Fuentes: Cut the cameras: Flock surveillance cameras spur rare bipartisan backlash

La empresa Flock Safety, que opera alrededor de 120.000 cámaras lectoras de matrículas en Estados Unidos y realiza cerca de 2.000 millones de escaneos mensuales, enfrenta una creciente oposición política que cruza el espectro ideológico. Encuestas del Washington Post indican que el 46% de los estadounidenses se opone al uso de estos lectores automáticos de matrículas (ALPR) en su comunidad, trece puntos más que el año anterior, mientras crecen en redes sociales los vídeos de personas destruyendo cámaras.

Figuras de ambos partidos han tomado medidas concretas: el gobernador republicano de Texas, Greg Abbott, prohibió a las agencias estatales adquirir productos de Flock; el senador progresista Bernie Sanders anunció legislación para restringir su uso; el senador republicano Josh Hawley abrió una investigación por abusos de privacidad; y los congresistas Ro Khanna (demócrata) y Thomas Massie (republicano) promueven un proyecto para impedir fondos federales destinados a comprarlas. Más de 100 jurisdicciones han cancelado sus contratos, según el Institute for Justice.

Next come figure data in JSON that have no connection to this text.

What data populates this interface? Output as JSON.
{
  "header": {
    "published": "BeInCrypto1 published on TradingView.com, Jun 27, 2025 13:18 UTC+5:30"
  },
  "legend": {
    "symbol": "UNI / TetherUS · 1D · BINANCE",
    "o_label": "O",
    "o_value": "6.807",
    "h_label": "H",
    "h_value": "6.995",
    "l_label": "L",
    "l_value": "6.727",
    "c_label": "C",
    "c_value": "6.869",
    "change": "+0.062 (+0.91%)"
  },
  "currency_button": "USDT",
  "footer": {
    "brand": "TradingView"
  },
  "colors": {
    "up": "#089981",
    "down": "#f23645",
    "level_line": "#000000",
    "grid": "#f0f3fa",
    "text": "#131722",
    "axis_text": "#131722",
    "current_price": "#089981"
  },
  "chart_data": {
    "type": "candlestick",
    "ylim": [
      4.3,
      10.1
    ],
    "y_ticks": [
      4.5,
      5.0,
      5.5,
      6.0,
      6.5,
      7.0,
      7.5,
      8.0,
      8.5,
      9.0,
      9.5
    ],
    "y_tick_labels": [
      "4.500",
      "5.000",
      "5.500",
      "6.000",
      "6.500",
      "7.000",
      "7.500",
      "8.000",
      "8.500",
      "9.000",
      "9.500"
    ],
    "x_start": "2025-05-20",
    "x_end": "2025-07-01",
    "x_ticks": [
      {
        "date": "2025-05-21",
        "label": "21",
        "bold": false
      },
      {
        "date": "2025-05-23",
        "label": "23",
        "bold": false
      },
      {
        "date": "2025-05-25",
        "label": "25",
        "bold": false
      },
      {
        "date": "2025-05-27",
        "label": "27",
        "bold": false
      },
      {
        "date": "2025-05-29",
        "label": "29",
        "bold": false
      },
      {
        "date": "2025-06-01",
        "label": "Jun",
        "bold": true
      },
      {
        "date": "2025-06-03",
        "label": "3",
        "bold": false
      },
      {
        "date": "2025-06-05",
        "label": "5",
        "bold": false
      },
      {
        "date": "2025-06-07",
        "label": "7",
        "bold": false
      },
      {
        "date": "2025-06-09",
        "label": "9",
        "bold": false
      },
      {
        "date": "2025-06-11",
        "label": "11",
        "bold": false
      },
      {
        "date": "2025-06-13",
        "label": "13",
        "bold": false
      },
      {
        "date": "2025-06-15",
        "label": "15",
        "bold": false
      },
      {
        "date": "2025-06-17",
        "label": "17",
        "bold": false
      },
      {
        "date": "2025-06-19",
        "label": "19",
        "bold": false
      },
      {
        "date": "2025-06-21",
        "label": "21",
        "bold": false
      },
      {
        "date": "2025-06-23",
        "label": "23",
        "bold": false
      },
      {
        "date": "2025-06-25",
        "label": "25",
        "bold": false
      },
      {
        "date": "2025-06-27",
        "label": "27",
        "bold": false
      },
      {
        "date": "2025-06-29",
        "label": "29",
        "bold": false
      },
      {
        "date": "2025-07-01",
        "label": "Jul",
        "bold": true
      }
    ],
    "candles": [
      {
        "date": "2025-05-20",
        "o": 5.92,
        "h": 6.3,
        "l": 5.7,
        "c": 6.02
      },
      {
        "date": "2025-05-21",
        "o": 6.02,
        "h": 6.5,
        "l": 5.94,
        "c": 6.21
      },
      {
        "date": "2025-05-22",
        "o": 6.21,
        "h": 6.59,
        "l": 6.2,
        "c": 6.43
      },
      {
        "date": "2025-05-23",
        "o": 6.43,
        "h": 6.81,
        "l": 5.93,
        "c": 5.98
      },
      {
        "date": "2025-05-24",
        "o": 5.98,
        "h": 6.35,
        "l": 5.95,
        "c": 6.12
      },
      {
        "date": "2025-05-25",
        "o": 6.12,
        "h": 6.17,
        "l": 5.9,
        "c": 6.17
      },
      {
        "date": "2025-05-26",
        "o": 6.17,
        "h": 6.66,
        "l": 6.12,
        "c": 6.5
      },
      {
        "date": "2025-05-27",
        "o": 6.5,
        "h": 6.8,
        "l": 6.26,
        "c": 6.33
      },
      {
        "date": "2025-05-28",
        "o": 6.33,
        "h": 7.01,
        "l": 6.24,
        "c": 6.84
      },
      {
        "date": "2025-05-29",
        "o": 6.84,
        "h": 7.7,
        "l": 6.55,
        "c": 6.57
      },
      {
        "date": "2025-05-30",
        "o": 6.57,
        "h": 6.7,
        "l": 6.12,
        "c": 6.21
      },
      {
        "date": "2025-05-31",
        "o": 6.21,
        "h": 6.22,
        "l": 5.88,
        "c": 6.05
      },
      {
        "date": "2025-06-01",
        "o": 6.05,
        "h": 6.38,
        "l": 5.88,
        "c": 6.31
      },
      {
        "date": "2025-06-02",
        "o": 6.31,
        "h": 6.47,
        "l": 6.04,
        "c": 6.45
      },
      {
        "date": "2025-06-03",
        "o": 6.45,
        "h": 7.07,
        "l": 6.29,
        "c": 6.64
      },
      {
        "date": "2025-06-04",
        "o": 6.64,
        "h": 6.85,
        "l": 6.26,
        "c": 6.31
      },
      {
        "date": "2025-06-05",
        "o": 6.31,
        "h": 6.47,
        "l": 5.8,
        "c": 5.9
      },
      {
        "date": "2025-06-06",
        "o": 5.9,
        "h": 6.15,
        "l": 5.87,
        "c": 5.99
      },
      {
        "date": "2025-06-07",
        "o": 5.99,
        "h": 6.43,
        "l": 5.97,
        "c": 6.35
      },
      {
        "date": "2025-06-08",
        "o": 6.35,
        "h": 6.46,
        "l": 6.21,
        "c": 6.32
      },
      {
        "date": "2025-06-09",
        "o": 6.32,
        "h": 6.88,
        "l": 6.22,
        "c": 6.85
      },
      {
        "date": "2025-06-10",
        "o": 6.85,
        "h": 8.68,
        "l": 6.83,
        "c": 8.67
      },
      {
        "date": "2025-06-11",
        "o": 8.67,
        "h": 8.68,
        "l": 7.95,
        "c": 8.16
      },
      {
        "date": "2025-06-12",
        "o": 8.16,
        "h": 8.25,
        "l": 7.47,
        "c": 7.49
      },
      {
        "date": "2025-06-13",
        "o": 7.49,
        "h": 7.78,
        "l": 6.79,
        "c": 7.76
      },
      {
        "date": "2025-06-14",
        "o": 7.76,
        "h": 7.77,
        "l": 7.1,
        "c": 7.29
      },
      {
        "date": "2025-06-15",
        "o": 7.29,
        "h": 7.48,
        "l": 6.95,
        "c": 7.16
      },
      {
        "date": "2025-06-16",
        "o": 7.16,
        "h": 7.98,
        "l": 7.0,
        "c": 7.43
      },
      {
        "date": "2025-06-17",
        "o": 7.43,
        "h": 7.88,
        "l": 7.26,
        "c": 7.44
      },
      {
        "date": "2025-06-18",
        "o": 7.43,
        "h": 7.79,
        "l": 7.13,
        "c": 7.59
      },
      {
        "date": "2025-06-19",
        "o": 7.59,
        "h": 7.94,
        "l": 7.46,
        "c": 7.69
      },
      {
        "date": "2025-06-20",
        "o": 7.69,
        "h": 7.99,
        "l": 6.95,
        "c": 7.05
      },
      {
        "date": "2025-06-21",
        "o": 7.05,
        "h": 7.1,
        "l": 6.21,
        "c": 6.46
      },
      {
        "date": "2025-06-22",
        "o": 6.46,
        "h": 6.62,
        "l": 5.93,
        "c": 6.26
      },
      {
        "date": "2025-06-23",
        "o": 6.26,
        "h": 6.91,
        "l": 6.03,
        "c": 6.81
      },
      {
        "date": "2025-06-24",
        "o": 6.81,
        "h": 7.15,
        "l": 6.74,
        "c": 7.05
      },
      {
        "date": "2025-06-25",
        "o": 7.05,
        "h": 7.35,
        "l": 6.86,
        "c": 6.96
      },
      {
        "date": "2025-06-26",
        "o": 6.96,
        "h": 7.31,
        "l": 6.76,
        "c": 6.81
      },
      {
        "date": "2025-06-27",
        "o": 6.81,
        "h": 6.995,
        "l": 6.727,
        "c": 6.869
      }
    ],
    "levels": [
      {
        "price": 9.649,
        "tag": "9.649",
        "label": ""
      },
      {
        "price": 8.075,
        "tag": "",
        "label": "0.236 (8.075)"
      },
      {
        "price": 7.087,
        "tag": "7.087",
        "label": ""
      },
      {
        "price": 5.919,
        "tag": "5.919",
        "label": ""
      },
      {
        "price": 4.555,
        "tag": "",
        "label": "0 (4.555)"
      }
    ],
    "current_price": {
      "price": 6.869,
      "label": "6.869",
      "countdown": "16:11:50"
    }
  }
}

Expertos en privacidad como Jay Stanley (ACLU), Matthew Guariglia (EFF) y Woodrow Hartzog (Universidad de Boston) coinciden en que el rechazo responde a una desconfianza compartida hacia la alianza entre tecnológicas y Gobiernos. La organización DeFlock, creada en 2024, elabora un mapa de las cámaras para facilitar su localización y presión ciudadana.